Промелькнули столбы, и вот уже близится, нарастает поворотная мета, однако масса, слитая воедино, не в силах сдержать инерции — лошадиные морды сзади едва не ложатся на плечи впереди идущих возниц — вся эта масса пронеслась мимо меты и, словно вихрем разметанная, рассыпалась в пространстве за метой. Возницы запоздало осаживали коней и, яростно озираясь на соперников, налегали на вожжи, выворачивая на второй конец.

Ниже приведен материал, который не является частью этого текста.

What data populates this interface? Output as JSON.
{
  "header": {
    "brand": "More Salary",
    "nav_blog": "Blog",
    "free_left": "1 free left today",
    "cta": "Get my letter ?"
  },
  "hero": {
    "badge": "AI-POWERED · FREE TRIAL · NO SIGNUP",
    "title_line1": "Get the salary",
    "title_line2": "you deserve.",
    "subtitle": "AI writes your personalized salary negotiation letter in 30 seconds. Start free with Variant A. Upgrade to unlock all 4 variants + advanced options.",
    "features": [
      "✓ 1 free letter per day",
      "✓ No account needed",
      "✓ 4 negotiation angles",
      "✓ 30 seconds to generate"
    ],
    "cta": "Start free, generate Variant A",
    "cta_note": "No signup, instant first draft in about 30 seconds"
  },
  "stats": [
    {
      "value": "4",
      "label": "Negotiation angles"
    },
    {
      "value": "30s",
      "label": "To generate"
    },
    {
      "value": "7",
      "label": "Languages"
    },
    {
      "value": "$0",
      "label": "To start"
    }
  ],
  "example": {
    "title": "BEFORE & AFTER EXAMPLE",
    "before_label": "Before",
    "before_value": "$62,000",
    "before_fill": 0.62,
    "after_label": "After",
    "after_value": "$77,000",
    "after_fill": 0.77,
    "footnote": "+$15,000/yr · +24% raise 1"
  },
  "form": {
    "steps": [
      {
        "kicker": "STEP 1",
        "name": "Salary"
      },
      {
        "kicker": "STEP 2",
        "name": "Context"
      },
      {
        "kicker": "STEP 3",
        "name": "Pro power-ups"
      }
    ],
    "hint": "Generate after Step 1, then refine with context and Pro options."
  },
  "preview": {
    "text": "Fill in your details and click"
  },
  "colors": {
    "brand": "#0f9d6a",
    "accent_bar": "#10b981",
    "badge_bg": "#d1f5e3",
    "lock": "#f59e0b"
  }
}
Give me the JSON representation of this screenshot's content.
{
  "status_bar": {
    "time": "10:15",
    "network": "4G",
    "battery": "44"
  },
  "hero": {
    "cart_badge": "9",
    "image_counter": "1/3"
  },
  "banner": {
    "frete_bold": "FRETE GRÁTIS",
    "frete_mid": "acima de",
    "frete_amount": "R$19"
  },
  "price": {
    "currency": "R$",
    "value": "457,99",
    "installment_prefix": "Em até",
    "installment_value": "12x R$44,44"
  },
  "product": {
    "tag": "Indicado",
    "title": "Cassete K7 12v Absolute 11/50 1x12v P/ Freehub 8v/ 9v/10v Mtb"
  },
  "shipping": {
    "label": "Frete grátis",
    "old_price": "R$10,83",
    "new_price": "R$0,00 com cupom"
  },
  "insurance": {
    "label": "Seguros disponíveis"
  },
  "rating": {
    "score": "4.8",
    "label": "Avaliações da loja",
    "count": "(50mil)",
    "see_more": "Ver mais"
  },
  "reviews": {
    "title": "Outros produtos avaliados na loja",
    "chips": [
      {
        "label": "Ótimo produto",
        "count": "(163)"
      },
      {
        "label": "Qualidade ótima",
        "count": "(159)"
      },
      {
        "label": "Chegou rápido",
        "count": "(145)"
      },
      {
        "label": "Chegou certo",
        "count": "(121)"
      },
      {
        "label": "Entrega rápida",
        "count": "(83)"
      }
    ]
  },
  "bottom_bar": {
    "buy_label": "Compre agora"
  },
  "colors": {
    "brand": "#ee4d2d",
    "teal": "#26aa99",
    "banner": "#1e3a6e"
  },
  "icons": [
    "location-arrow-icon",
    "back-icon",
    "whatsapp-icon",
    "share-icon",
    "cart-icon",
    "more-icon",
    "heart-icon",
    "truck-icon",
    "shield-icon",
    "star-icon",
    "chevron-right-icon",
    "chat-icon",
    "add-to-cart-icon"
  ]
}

И только трем колесницам, волею жребия еще на старте удачно занявшим внутренний круг, удалось обогнуть вплотную возле самой меты и прежде всех начать бег в обратную сторону. И впереди всех, подобный вихрю, мчался великолепный Менесфей, любимец богов, чей жребий, как всегда, оказался счастливее прочих. Все видели, все зрители, как мощно посылал он своих коней вперед, стремясь увеличить, и как можно больше, разрыв между собой и основной массой разъяренных соперников. Ему удалось это. Он успел покрыть почти половину второго конца, когда из проворных самые проворные еще только разгоняли свои колесницы, набирая скорость.